Fig. 6. MuvB associates with nucleosomes in DREAM-regulated gene promoters in arrested HCT116 cells.

a Diagram of the MNase-ChIP experiment designed to enrich nucleosome-sized DNA fragments that interact with MuvB complexes. b Gene ontology (GO) analysis of the enriched DNA sequences following MNase digestion and precipitation from arrested cell extracts. Gene groups with p-values < 1 × 10⁻³⁰ are labeled. A complete list of GO terms is provided as Source data. c Top enriched genes with DNA sequences that co-precipitated with Strep-LIN9. Experiments were performed using WT or LIN37^−/− HCT116 cells, WT LIN9 or LIN9^4x, and in arrested or cycling cells. The number of genes with an enrichment >4.7-fold are indicated for each experiment. The list of enriched genes can be found on the NCBI GEO database (accession GSE189435). The annotated list of DREAM genes used as a cross-reference is provided as Source data. d Genome browser tracks corresponding to the CCNB2, FOXM1, and ORC6 promoters.

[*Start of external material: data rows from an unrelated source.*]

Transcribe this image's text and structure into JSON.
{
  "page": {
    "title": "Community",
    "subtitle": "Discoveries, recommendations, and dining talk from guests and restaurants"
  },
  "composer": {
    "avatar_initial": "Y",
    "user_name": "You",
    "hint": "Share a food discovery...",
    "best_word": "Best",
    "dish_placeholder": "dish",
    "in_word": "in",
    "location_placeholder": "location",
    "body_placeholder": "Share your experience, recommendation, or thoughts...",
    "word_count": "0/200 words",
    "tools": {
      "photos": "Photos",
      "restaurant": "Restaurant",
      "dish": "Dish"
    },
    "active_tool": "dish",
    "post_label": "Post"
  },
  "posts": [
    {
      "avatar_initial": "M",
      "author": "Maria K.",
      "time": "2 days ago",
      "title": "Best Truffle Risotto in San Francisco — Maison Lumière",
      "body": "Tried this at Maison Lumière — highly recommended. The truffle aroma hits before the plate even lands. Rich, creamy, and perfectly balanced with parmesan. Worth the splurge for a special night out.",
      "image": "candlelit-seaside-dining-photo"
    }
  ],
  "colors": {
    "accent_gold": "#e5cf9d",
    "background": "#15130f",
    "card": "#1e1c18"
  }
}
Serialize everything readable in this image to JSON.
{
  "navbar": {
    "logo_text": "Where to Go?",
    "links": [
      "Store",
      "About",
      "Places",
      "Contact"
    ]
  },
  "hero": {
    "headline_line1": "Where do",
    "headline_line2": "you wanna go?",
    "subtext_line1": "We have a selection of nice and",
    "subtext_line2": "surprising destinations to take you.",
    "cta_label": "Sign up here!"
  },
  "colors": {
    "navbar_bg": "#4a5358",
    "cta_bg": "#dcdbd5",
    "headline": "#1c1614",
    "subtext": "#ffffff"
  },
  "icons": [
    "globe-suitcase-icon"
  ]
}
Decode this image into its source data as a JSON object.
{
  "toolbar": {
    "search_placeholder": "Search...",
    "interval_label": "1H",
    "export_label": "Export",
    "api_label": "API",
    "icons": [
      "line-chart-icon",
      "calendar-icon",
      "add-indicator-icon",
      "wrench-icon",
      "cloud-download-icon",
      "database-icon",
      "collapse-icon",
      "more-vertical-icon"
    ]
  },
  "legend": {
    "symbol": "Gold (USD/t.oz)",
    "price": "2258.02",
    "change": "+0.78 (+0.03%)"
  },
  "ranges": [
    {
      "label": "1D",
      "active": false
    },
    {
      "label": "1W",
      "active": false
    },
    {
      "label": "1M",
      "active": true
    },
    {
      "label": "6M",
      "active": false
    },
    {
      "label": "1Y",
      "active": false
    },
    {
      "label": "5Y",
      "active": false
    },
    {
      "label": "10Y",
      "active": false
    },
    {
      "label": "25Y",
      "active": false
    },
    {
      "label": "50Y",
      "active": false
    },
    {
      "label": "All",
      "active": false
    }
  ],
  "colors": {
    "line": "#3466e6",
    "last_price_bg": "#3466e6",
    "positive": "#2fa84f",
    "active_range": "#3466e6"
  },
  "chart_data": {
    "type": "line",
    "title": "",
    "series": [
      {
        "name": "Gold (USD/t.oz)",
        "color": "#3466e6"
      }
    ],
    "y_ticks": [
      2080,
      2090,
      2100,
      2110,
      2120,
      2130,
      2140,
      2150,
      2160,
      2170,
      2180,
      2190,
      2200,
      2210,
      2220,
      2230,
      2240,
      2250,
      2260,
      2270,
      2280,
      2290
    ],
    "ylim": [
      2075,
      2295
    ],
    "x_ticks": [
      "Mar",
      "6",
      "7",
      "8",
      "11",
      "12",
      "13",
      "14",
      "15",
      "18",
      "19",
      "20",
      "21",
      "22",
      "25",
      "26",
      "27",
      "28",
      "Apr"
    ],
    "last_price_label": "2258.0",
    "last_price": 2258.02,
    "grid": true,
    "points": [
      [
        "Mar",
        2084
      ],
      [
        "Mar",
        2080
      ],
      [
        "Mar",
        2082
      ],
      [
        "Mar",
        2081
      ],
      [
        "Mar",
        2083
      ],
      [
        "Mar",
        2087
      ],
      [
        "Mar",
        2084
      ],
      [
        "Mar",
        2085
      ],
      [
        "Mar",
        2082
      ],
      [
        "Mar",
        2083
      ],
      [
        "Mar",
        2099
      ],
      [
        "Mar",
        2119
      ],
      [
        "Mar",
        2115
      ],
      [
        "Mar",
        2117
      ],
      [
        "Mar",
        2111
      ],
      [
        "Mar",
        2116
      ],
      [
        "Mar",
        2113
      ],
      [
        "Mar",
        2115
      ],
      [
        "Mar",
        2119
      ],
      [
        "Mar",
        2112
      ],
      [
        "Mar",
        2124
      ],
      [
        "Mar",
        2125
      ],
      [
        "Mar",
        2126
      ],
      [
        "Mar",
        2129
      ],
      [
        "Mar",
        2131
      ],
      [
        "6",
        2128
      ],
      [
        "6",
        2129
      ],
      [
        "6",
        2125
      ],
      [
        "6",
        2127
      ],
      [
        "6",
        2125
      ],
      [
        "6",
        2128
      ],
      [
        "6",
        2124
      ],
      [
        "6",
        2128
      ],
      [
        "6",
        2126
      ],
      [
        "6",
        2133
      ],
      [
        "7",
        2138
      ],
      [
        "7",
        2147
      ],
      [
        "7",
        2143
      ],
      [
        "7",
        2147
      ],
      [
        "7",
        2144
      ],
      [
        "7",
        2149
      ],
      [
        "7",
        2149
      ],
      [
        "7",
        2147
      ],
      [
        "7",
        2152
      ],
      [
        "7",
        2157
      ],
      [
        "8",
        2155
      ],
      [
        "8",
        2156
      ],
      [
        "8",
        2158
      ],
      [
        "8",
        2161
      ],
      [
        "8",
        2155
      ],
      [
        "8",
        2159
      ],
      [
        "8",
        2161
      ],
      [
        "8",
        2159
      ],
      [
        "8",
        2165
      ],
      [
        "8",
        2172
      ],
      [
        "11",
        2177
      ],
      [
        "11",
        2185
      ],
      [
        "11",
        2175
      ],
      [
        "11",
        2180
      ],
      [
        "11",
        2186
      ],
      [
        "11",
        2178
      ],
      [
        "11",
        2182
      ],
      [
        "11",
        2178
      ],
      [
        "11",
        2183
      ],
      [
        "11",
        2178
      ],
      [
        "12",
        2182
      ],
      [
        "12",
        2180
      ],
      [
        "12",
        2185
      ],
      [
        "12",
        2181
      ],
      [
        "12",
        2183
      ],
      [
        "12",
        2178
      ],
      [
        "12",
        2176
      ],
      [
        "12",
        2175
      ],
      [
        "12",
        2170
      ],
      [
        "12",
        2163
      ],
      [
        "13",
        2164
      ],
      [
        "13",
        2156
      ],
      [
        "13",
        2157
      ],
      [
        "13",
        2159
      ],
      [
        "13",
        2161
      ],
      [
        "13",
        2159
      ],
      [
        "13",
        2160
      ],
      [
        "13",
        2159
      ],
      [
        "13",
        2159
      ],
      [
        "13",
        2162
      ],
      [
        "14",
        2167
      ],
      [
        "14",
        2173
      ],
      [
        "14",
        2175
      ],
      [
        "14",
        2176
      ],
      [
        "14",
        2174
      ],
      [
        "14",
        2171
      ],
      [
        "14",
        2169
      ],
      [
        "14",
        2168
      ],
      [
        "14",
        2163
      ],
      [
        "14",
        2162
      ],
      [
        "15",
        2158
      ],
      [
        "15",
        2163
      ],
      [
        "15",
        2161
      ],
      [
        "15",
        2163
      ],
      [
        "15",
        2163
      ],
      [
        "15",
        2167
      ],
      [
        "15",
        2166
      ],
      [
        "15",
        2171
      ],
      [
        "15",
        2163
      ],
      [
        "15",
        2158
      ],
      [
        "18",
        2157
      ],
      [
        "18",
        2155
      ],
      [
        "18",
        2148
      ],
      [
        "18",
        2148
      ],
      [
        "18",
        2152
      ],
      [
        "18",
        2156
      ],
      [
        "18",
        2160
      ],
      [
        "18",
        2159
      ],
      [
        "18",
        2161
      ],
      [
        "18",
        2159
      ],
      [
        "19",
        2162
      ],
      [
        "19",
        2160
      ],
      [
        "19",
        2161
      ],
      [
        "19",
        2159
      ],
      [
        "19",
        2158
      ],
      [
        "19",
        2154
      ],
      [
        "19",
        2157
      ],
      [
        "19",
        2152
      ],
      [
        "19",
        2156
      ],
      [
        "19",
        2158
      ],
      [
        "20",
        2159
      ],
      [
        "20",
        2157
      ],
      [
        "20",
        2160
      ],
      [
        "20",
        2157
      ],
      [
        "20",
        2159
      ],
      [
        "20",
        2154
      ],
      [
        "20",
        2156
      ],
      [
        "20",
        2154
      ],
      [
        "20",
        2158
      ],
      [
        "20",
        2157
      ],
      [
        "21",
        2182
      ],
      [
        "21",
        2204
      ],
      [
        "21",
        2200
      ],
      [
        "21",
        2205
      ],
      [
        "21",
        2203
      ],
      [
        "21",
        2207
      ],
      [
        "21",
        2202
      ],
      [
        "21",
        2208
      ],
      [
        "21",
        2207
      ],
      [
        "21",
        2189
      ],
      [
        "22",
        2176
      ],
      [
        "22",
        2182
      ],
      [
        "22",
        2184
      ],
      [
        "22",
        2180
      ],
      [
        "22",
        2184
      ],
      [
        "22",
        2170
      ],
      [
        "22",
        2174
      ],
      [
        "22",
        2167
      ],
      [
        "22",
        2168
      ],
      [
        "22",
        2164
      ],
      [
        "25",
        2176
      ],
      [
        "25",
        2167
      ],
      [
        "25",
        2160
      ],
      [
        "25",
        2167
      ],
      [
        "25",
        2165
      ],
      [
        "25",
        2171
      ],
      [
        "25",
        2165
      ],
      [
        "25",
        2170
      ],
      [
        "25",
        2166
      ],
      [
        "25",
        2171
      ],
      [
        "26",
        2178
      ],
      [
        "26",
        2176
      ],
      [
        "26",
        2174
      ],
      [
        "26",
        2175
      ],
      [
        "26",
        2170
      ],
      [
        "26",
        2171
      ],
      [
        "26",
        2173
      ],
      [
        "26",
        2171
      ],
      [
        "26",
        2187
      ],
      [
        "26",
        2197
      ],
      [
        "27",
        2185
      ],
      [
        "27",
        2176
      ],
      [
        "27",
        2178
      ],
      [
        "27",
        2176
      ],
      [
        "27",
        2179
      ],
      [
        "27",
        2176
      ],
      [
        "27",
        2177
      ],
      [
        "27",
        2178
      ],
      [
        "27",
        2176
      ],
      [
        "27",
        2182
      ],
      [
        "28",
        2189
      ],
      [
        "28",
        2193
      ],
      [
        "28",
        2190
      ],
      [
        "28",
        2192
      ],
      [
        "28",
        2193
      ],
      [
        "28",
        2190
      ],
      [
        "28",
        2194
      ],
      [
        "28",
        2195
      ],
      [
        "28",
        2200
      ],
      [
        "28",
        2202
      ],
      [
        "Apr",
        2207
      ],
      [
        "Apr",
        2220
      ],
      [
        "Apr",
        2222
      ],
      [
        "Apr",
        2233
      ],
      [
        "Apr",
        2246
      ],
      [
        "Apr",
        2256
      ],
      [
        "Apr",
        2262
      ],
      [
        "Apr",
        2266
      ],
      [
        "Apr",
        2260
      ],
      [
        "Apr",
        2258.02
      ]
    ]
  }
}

The number of DNA sequence reads is plotted for the input (gray) and Strep-LIN9 precipitated DNA samples. These data correspond to one replicate performed in arrested HCT116 cells. Data for other replicates and experiments are shown in Supplementary Fig. 6. The transcription start site (TSS) in each gene (base of orange arrow) along with the position of the DREAM-binding DNA motif relative to the TSS are indicated.

Fig. 7. The sharp positioning of the MuvB-bound +1 nucleosome correlates with gene repression.

a Heatmaps of relative read density across all known DREAM genes that show >4.7-fold enrichment in the Strep-LIN9 precipitant and correspond. Both input and precipitant sequencing data are shown for the same gene set and in the same order. At the bottom are the aggregated and normalized read intensities across all genes shown in the heat map for the input and precipitated DNA data sets. Data from HCT116 (blue) and HCT116-LIN37^−/− (pink) are shown. The observation of more peaks with periodicity corresponding to nucleosomes (i.e., the +2 and +3 nucleosome peaks) in the HCT116-LIN37^−/− input data set is consistent with DREAM genes being active during Nutlin-3a-induced quiescence of those cells. b Comparison of three example gene tracks showing the number of DNA sequence reads in Strep-LIN9 precipitated samples from HCT116 (blue, left axis) and HCT116-LIN37^−/− (pink, right axis) cells. The TSS (orange arrow) and DREAM-binding DNA motifs are indicated. c Overall model showing organization of DREAM and the association between MuvBN and the +1 nucleosome, which we propose mediates gene repression.